ハナとのトラブルがきっかけで、塔子は川沿いで、足を捻挫した。寝室で塔子は休んでいるので、ヒロとハナは二人で話している。ヒロはハナに自分の庭の畑で野菜を育てたいと思っていることを伝える。それを聞いたハナは、自分が野菜を育てたいとヒロに言う。店が起動に乗って余裕ができてからというヒロにハナは今すぐやりたいと強く訴える。ハナは「だってやさいいっぱいたべればママげんきになるんでしょ」と言った。ヒロはハナが自分のせいでママが疲れていたり、足をケガしたのだと思っていることに気づく。ヒロに頭を撫でられて、ハナはこらえていた涙がこぼれ落ちた。

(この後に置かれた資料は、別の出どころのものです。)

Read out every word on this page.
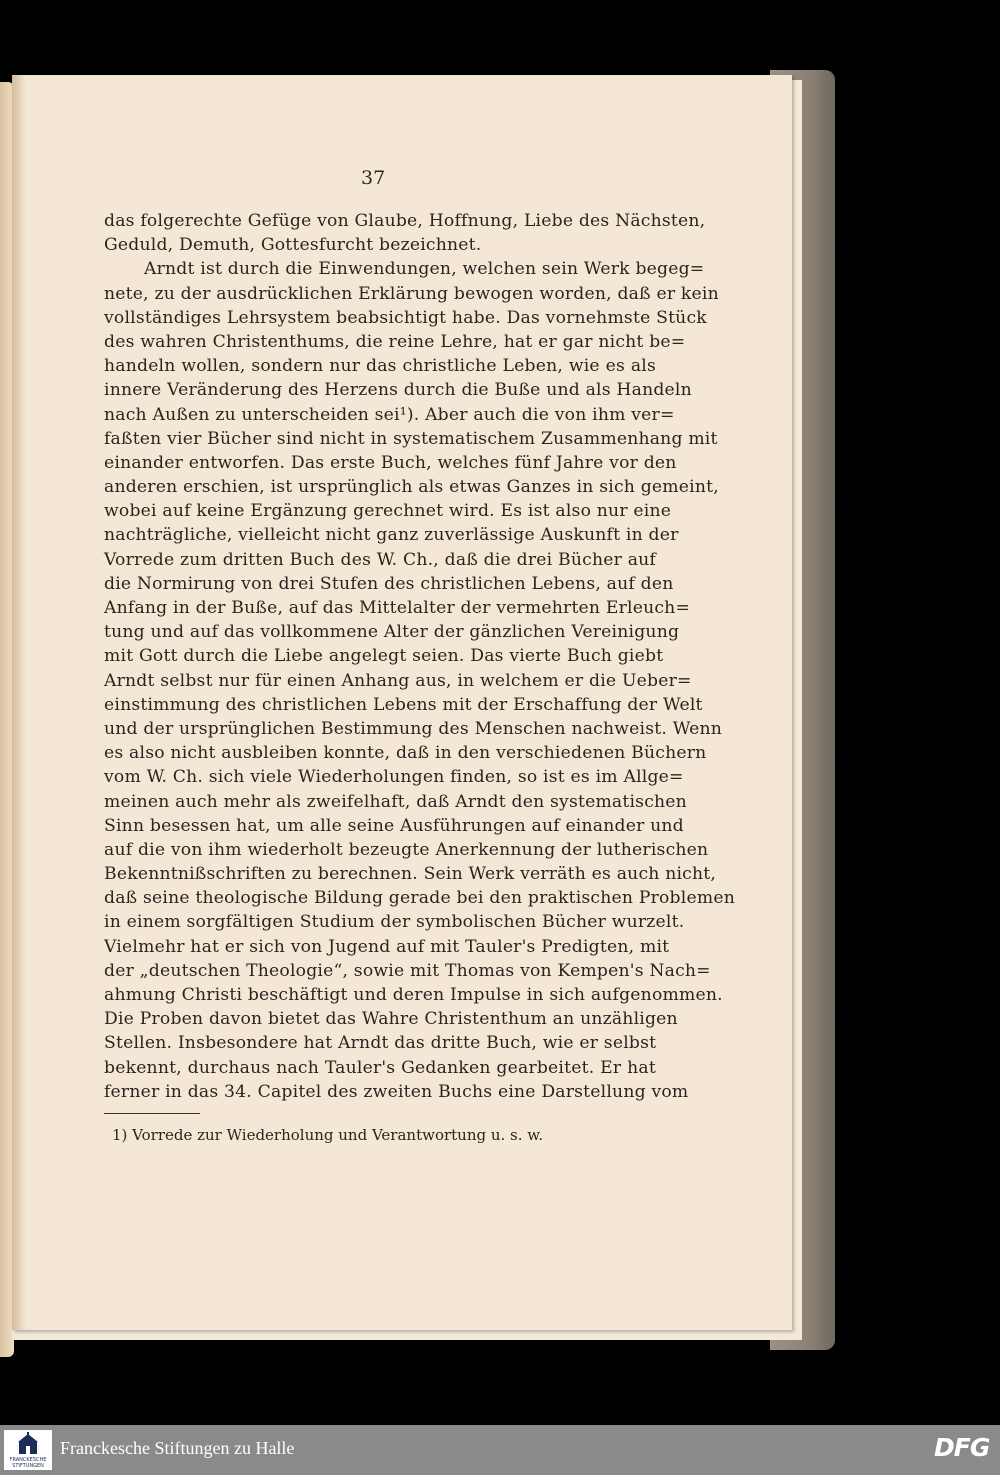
37
das folgerechte Gefüge von Glaube, Hoffnung, Liebe des Nächsten,
Geduld, Demuth, Gottesfurcht bezeichnet.
Arndt ist durch die Einwendungen, welchen sein Werk begeg=
nete, zu der ausdrücklichen Erklärung bewogen worden, daß er kein
vollständiges Lehrsystem beabsichtigt habe. Das vornehmste Stück
des wahren Christenthums, die reine Lehre, hat er gar nicht be=
handeln wollen, sondern nur das christliche Leben, wie es als
innere Veränderung des Herzens durch die Buße und als Handeln
nach Außen zu unterscheiden sei¹). Aber auch die von ihm ver=
faßten vier Bücher sind nicht in systematischem Zusammenhang mit
einander entworfen. Das erste Buch, welches fünf Jahre vor den
anderen erschien, ist ursprünglich als etwas Ganzes in sich gemeint,
wobei auf keine Ergänzung gerechnet wird. Es ist also nur eine
nachträgliche, vielleicht nicht ganz zuverlässige Auskunft in der
Vorrede zum dritten Buch des W. Ch., daß die drei Bücher auf
die Normirung von drei Stufen des christlichen Lebens, auf den
Anfang in der Buße, auf das Mittelalter der vermehrten Erleuch=
tung und auf das vollkommene Alter der gänzlichen Vereinigung
mit Gott durch die Liebe angelegt seien. Das vierte Buch giebt
Arndt selbst nur für einen Anhang aus, in welchem er die Ueber=
einstimmung des christlichen Lebens mit der Erschaffung der Welt
und der ursprünglichen Bestimmung des Menschen nachweist. Wenn
es also nicht ausbleiben konnte, daß in den verschiedenen Büchern
vom W. Ch. sich viele Wiederholungen finden, so ist es im Allge=
meinen auch mehr als zweifelhaft, daß Arndt den systematischen
Sinn besessen hat, um alle seine Ausführungen auf einander und
auf die von ihm wiederholt bezeugte Anerkennung der lutherischen
Bekenntnißschriften zu berechnen. Sein Werk verräth es auch nicht,
daß seine theologische Bildung gerade bei den praktischen Problemen
in einem sorgfältigen Studium der symbolischen Bücher wurzelt.
Vielmehr hat er sich von Jugend auf mit Tauler's Predigten, mit
der „deutschen Theologie“, sowie mit Thomas von Kempen's Nach=
ahmung Christi beschäftigt und deren Impulse in sich aufgenommen.
Die Proben davon bietet das Wahre Christenthum an unzähligen
Stellen. Insbesondere hat Arndt das dritte Buch, wie er selbst
bekennt, durchaus nach Tauler's Gedanken gearbeitet. Er hat
ferner in das 34. Capitel des zweiten Buchs eine Darstellung vom
1) Vorrede zur Wiederholung und Verantwortung u. s. w.
FRANCKESCHE STIFTUNGEN
Franckesche Stiftungen zu Halle	DFG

寝室で寝ながら二人の会話を聞いていた塔子は、二人の優しさに気づき、畑をやることを決意するのだった。

木乃原塔子「わたしヒロくんの作るものなんでもおいしいよ」

カフェのオープン前にヒロはメニューについて悩んでいた。これまでヒロはフレンチを作ってきたが、高齢者の多い地域の人達にフレンチの味は馴染みがなかったのである。地域の人達に喜んでもらえるものを作らないと意味がないので、メニューを再考するうちに自分が作りたいものがわからなくなってしまった。一人で抱え込んでしまい、塔子の手伝いをも拒んでしまったヒロは、反省して塔子に謝る。その後夫婦でゆっくりと話し、塔子はヒロに「わたしヒロくんの作るものなんでもおいしいよ」と言う。その言葉がきっかけで、ヒロは初心に返り、自分が作りたいものは塔子においしく食べてもらえるものだったことを思い出す。